Kedua, pendidikan post-natal (mulai anak dilahirkan), yang merupakan fase awal atau pendidikan primer. Pendidikan ini harus diperoleh anak dalam keluarga. Peranan orang tua sangat dominan dalam membentuk jiwa dan kepribadian anak. Kepada anak harus diajarkan agama dan sekaligus pengalamannya di bawah kontrol langsung orang tua. Di samping itu, orang tua perlu memperkenalkan budaya dan adat-istiadat masyarakat sekelilingnya.

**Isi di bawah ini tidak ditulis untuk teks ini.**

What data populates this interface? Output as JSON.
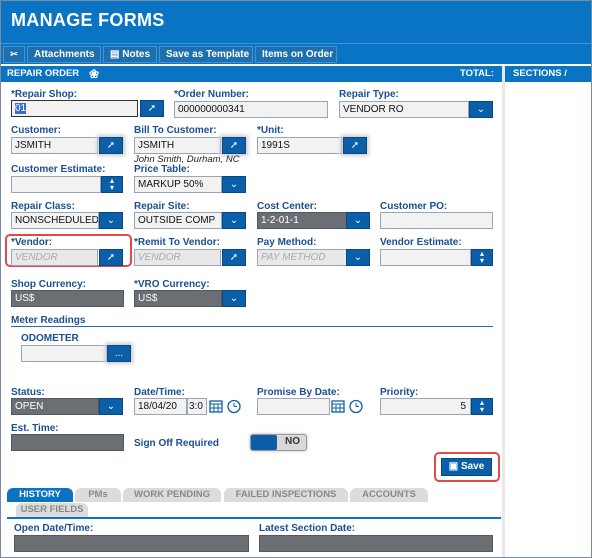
{
  "window": {
    "title": "MANAGE FORMS"
  },
  "toolbar": {
    "items": [
      {
        "label": ""
      },
      {
        "label": "Attachments"
      },
      {
        "label": "Notes"
      },
      {
        "label": "Save as Template"
      },
      {
        "label": "Items on Order"
      }
    ]
  },
  "sections": {
    "repair_order": "REPAIR ORDER",
    "total": "TOTAL:",
    "sections_lines": "SECTIONS / LINE"
  },
  "form": {
    "repair_shop": {
      "label": "*Repair Shop:",
      "value": "01"
    },
    "order_number": {
      "label": "*Order Number:",
      "value": "000000000341"
    },
    "repair_type": {
      "label": "Repair Type:",
      "value": "VENDOR RO"
    },
    "customer": {
      "label": "Customer:",
      "value": "JSMITH"
    },
    "bill_to_customer": {
      "label": "Bill To Customer:",
      "value": "JSMITH",
      "hint": "John Smith, Durham, NC"
    },
    "unit": {
      "label": "*Unit:",
      "value": "1991S"
    },
    "customer_estimate": {
      "label": "Customer Estimate:",
      "value": ""
    },
    "price_table": {
      "label": "Price Table:",
      "value": "MARKUP 50%"
    },
    "repair_class": {
      "label": "Repair Class:",
      "value": "NONSCHEDULED"
    },
    "repair_site": {
      "label": "Repair Site:",
      "value": "OUTSIDE COMP"
    },
    "cost_center": {
      "label": "Cost Center:",
      "value": "1-2-01-1"
    },
    "customer_po": {
      "label": "Customer PO:",
      "value": ""
    },
    "vendor": {
      "label": "*Vendor:",
      "placeholder": "VENDOR"
    },
    "remit_to_vendor": {
      "label": "*Remit To Vendor:",
      "placeholder": "VENDOR"
    },
    "pay_method": {
      "label": "Pay Method:",
      "placeholder": "PAY METHOD"
    },
    "vendor_estimate": {
      "label": "Vendor Estimate:",
      "value": ""
    },
    "shop_currency": {
      "label": "Shop Currency:",
      "value": "US$"
    },
    "vro_currency": {
      "label": "*VRO Currency:",
      "value": "US$"
    },
    "meter_readings": {
      "label": "Meter Readings"
    },
    "odometer": {
      "label": "ODOMETER",
      "value": "",
      "button": "..."
    },
    "status": {
      "label": "Status:",
      "value": "OPEN"
    },
    "date_time": {
      "label": "Date/Time:",
      "date": "18/04/20",
      "time": "3:0"
    },
    "promise_by_date": {
      "label": "Promise By Date:",
      "value": ""
    },
    "priority": {
      "label": "Priority:",
      "value": "5"
    },
    "est_time": {
      "label": "Est. Time:",
      "value": ""
    },
    "sign_off": {
      "label": "Sign Off Required",
      "toggle": "NO"
    },
    "save": {
      "label": "Save"
    }
  },
  "tabs": [
    {
      "label": "HISTORY",
      "active": true
    },
    {
      "label": "PMs",
      "active": false
    },
    {
      "label": "WORK PENDING",
      "active": false
    },
    {
      "label": "FAILED INSPECTIONS",
      "active": false
    },
    {
      "label": "ACCOUNTS",
      "active": false
    },
    {
      "label": "USER FIELDS",
      "active": false
    }
  ],
  "history": {
    "open_date_time": {
      "label": "Open Date/Time:",
      "value": ""
    },
    "latest_section_date": {
      "label": "Latest Section Date:",
      "value": ""
    }
  }
}
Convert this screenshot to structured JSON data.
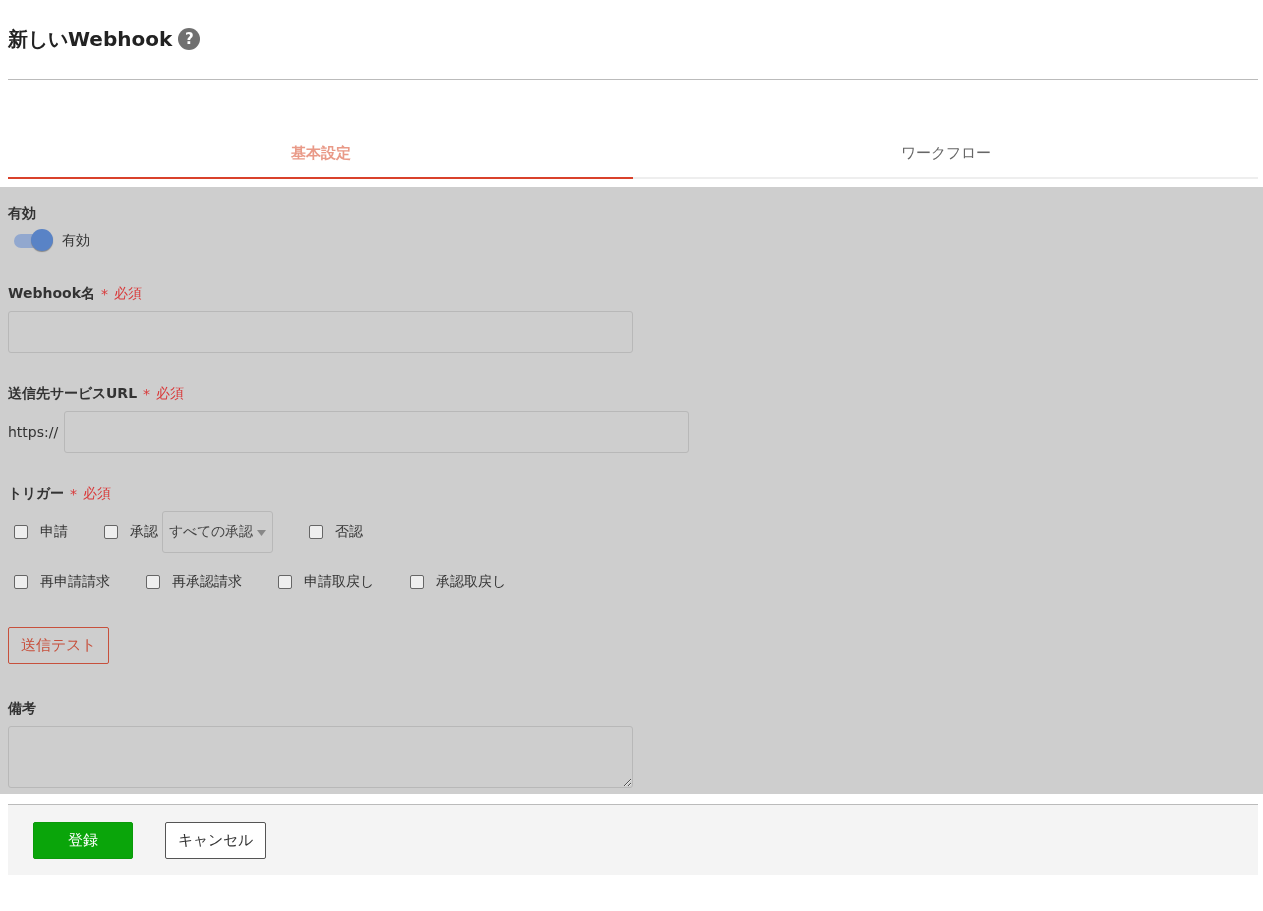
{
  "title": "新しいWebhook",
  "help_icon": "?",
  "tabs": [
    {
      "label": "基本設定",
      "selected": true
    },
    {
      "label": "ワークフロー",
      "selected": false
    }
  ],
  "enabled": {
    "label": "有効",
    "toggle_label": "有効",
    "on": true
  },
  "name_field": {
    "label": "Webhook名",
    "required_mark": "*",
    "required_text": "必須"
  },
  "url_field": {
    "label": "送信先サービスURL",
    "required_mark": "*",
    "required_text": "必須",
    "prefix": "https://"
  },
  "trigger": {
    "label": "トリガー",
    "required_mark": "*",
    "required_text": "必須",
    "rows": [
      [
        {
          "label": "申請",
          "checked": false
        },
        {
          "label": "承認",
          "checked": false,
          "select": "すべての承認"
        },
        {
          "label": "否認",
          "checked": false
        }
      ],
      [
        {
          "label": "再申請請求",
          "checked": false
        },
        {
          "label": "再承認請求",
          "checked": false
        },
        {
          "label": "申請取戻し",
          "checked": false
        },
        {
          "label": "承認取戻し",
          "checked": false
        }
      ]
    ]
  },
  "test_button": "送信テスト",
  "notes_field": {
    "label": "備考"
  },
  "footer": {
    "buttons": [
      {
        "label": "登録",
        "kind": "primary"
      },
      {
        "label": "キャンセル",
        "kind": "secondary"
      }
    ]
  }
}
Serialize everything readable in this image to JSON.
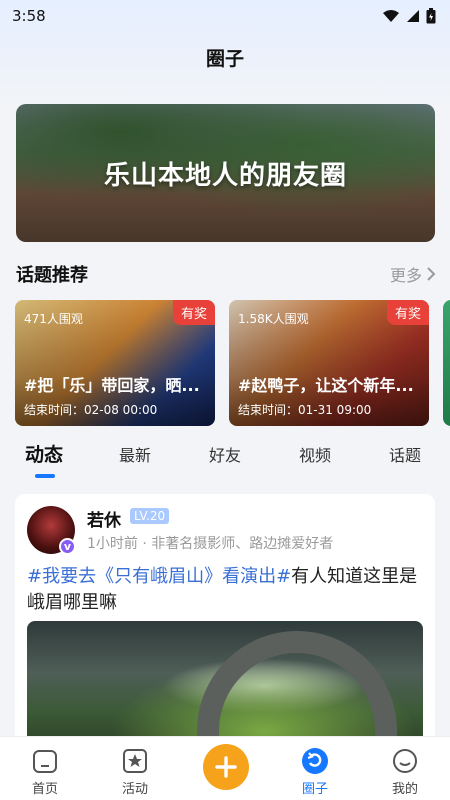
{
  "status_bar": {
    "time": "3:58"
  },
  "header": {
    "title": "圈子"
  },
  "banner": {
    "text": "乐山本地人的朋友圈"
  },
  "topics_section": {
    "title": "话题推荐",
    "more_label": "更多",
    "items": [
      {
        "views": "471人围观",
        "badge": "有奖",
        "name": "#把「乐」带回家，晒...",
        "end_time": "结束时间：02-08 00:00"
      },
      {
        "views": "1.58K人围观",
        "badge": "有奖",
        "name": "#赵鸭子，让这个新年...",
        "end_time": "结束时间：01-31 09:00"
      }
    ]
  },
  "feed_tabs": [
    "动态",
    "最新",
    "好友",
    "视频",
    "话题"
  ],
  "post": {
    "user_name": "若休",
    "level": "LV.20",
    "verified_mark": "v",
    "meta": "1小时前 · 非著名摄影师、路边摊爱好者",
    "tag": "#我要去《只有峨眉山》看演出#",
    "text": "有人知道这里是峨眉哪里嘛"
  },
  "bottom_nav": {
    "items": [
      {
        "label": "首页",
        "icon": "home-icon"
      },
      {
        "label": "活动",
        "icon": "activity-star-icon"
      },
      {
        "label": "圈子",
        "icon": "circle-refresh-icon"
      },
      {
        "label": "我的",
        "icon": "smile-face-icon"
      }
    ],
    "active_index": 2,
    "fab_icon": "plus-icon"
  },
  "colors": {
    "accent": "#1677ff",
    "fab": "#f7a21b",
    "badge": "#e8413a",
    "hashtag": "#3a6fd6"
  }
}
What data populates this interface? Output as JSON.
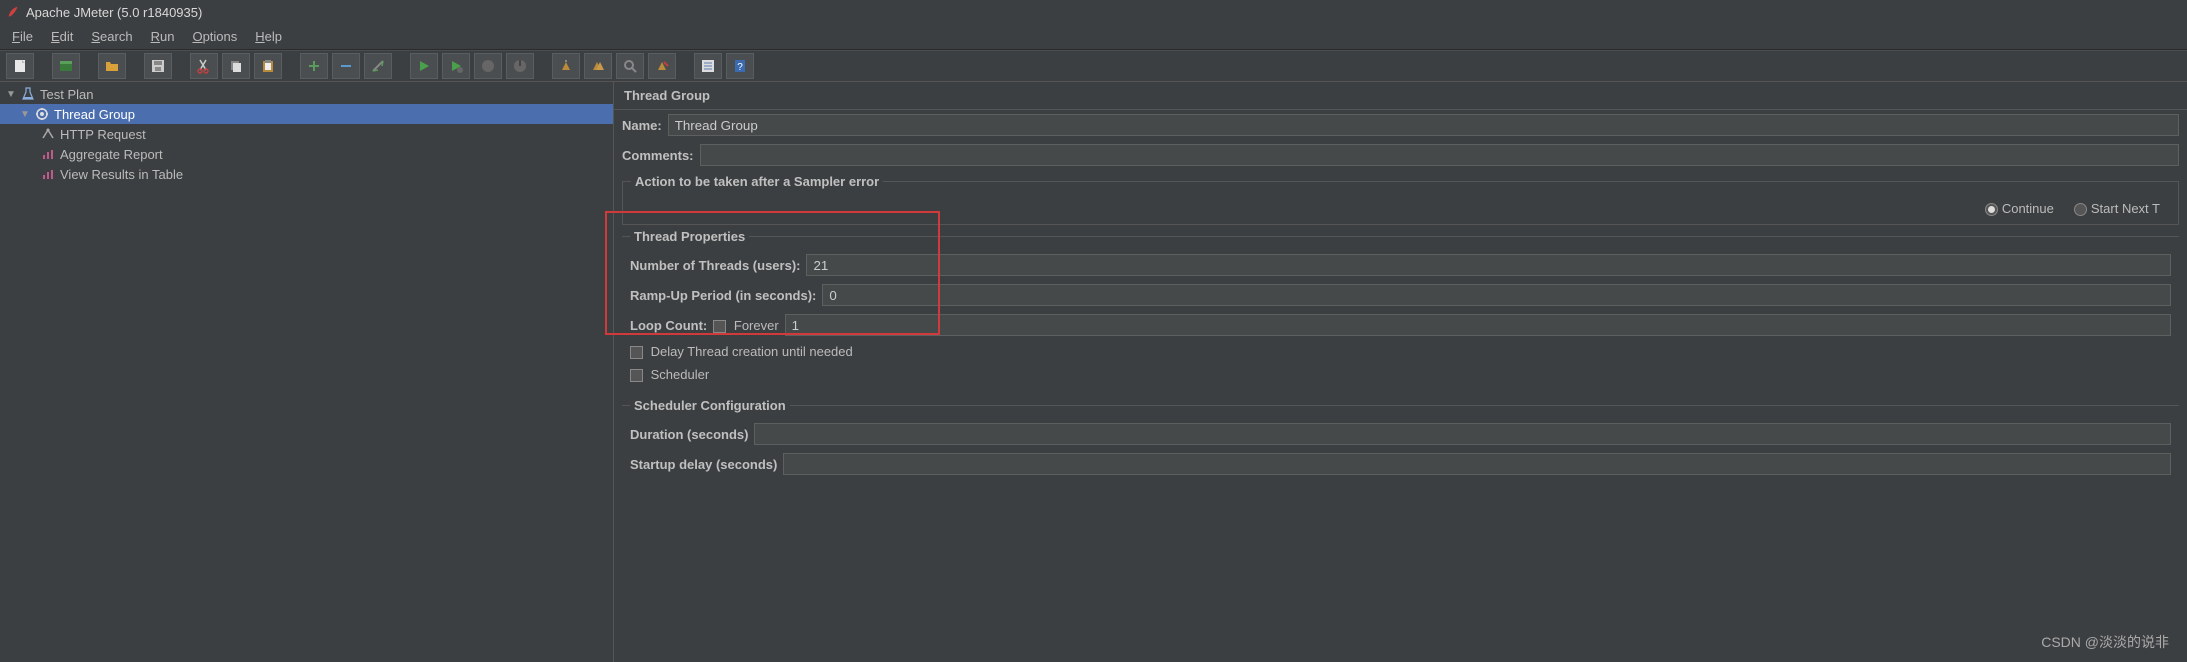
{
  "title": "Apache JMeter (5.0 r1840935)",
  "menu": {
    "file": "File",
    "edit": "Edit",
    "search": "Search",
    "run": "Run",
    "options": "Options",
    "help": "Help"
  },
  "tree": {
    "root": "Test Plan",
    "items": [
      {
        "label": "Thread Group",
        "icon": "gear"
      },
      {
        "label": "HTTP Request",
        "icon": "sampler"
      },
      {
        "label": "Aggregate Report",
        "icon": "report"
      },
      {
        "label": "View Results in Table",
        "icon": "report"
      }
    ]
  },
  "panel": {
    "title": "Thread Group",
    "name_label": "Name:",
    "name_value": "Thread Group",
    "comments_label": "Comments:",
    "action_legend": "Action to be taken after a Sampler error",
    "radios": {
      "continue": "Continue",
      "start_next": "Start Next T"
    },
    "thread_legend": "Thread Properties",
    "num_threads_label": "Number of Threads (users):",
    "num_threads_value": "21",
    "ramp_label": "Ramp-Up Period (in seconds):",
    "ramp_value": "0",
    "loop_label": "Loop Count:",
    "forever_label": "Forever",
    "loop_value": "1",
    "delay_label": "Delay Thread creation until needed",
    "scheduler_label": "Scheduler",
    "sched_conf": "Scheduler Configuration",
    "duration_label": "Duration (seconds)",
    "startup_label": "Startup delay (seconds)"
  },
  "watermark": "CSDN @淡淡的说非"
}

Ketiga, fase pendidikan dasar: Taman Kanak-Kanak (TK), Sekolah Dasar (SD), dan Sekolah Menengah Pertama (SLTP). Pada fase-fase ini, anak harus dimasukkan ke sekolah-sekolah agama. Sekolah agama yang paling awal tidak saja memperkenalkan anak didik dengan dasar keagamaan bagi kehidupannya, masyarakat, dan peradaban, tetapi juga berfungsi sebagai pengantar ke arah penguasaan bahasa, sebagai persiapan untuk menerima pengetahuan yang lebih tinggi dan luas.
Keempat, fase sekolah menengah atas. Pada fase ini anak didik mulai dilatih penalaran dan diperkenalkan pada berbagai macam ilmu pengetahuan. Kelima, fase jamiah atau perguruan tinggi. Di tingkat ini, mahasiswa diajarkan berbagai macam sains dan filsafat dengan pendekatan dialogis, ilmiah, rasional, dan filosofis.
Restrukturisasi Kurikulum
Kurikulum dipandang penting dalam proses pendidikan, karena ia akan memberikan arahan dan patokan keahlian apa yang harus dipunyai oleh anak didik. Dalam persoalan ini, para ilmuwan muslim mengklasifikasikan gradasi sains. Pertama, sains keagamaan (sains naqli), dan Ilahi (syariah), prinsip-prinsipnya (ushul), dan jurisprudensi (fiqh). Kedua, sains-sains intelektual (sains aqli) yang meliputi, misalnya matematika dan sains kealaman lainnya, filsafat, logika, dan semacamnya.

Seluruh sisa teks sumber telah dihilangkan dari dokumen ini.